4 Best Practices When You’re Firing an Employee

4 Best Practices When You’re Firing an Employee

There are times when an employer has the unenviable task of firing an employee. It is never easy to let someone go. Sometimes, the decision itself can be easy, but there are things to also consider. Other times, it can be harder. The thing is, there may be some legal implications involved when you fire someone, which is why it is not easy and requires planning and thought. Though it is a difficult situation, an employer would want the process to go smoothly. Sometimes, it can also help to seek the advice of an employment lawyer.

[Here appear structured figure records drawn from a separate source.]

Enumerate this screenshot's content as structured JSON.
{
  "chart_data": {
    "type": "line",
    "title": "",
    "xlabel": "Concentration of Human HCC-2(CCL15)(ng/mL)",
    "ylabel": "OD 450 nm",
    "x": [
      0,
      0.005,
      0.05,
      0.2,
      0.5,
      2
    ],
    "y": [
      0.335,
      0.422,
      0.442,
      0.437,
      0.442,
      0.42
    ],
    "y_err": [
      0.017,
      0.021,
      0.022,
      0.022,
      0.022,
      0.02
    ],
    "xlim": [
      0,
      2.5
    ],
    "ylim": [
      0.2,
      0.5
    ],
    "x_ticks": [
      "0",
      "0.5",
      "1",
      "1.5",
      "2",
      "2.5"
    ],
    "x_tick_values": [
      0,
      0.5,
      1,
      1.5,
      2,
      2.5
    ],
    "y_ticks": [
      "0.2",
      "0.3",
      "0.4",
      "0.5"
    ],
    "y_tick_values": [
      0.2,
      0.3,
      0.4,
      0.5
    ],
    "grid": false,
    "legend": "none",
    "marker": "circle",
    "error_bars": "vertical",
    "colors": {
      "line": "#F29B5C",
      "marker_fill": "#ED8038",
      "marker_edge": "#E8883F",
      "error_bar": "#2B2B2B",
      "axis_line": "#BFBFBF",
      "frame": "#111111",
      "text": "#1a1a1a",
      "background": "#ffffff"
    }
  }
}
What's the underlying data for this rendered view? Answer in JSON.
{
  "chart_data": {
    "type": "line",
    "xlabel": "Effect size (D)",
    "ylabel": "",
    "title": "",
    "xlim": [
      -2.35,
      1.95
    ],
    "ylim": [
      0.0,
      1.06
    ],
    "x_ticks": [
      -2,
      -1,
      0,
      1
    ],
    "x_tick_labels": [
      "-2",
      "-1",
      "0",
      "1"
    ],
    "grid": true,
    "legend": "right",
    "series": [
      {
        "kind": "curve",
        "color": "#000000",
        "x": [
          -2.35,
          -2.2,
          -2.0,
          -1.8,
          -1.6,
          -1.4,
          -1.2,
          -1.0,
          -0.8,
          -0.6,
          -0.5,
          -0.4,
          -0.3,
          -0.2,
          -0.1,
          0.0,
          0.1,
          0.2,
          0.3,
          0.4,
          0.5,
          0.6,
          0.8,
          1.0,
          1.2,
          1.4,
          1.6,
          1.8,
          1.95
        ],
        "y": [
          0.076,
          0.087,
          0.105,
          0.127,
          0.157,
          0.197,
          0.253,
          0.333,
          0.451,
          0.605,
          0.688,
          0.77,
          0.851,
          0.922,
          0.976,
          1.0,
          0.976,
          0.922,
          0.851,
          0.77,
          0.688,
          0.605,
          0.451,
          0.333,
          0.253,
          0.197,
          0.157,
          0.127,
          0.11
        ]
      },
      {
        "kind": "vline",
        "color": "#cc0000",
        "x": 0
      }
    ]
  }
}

Here are some tips on what to do and think about when it comes to letting an employee go.

1. Consider The Reasons

An employer needs to think about what the reasons are for dismissing someone. If they happen to be falling behind as a result of performing their duties poorly, the employer has to think carefully about letting this employee go ‘for cause’. However, sometimes, an employee may be fired for a serious offence such as stealing from the company or if they showed aggression to someone and even lashed out physically. The employee can be fired immediately without getting any notice or severance. In the first example, an employer can give the employee written warnings regarding their poor performances.

2. Employment Contract

An employer should also check to see if there is a written contract and they should read it before doing anything. Depending on how well this contract was drafted, it could limit the employer’s liability for severance when it comes to dismissing someone. If there is no contract available, the employer may want to get the aid of an employment lawyer in regards to any severance that may be owed to the fired worker.

3. The Termination Letter

It is important to prepare a termination letter. A working notice of termination should always be in writing and it should never be based on anything that’s just verbal. The termination letter can outline the reasons for the dismissal and anything that is owed to the employee. At the same time, it can also outline whatever the employee may have to return to the company as well (company property).

4. Offering A Reference Letter

Even though you may be firing (or have already fired) an employee, consider giving the employee a reference letter. This will help the employee (or ex-employee) to find a new job. Doing this has a two-fold effect; it can help the employee find another job much quicker and at the same time, the chances of the employee seeking some kind of legal advice to take action against you are greatly diminished. Though it is a bad situation, it can turn out into a win-win one. The only time you may not want to consider offering a reference letter is if the dismissal is due to something that is totally unacceptable on the part of the employee, like punching a supervisor.

As an employer, dismissing an employee for whatever reason is not an everyday occurrence. If it was, then you would know what to do with your eyes closed. The safest thing to do is to have an employment lawyer give the proper advice so that everyone stays safe and that there will not be any negative repercussions as a result of a dismissal.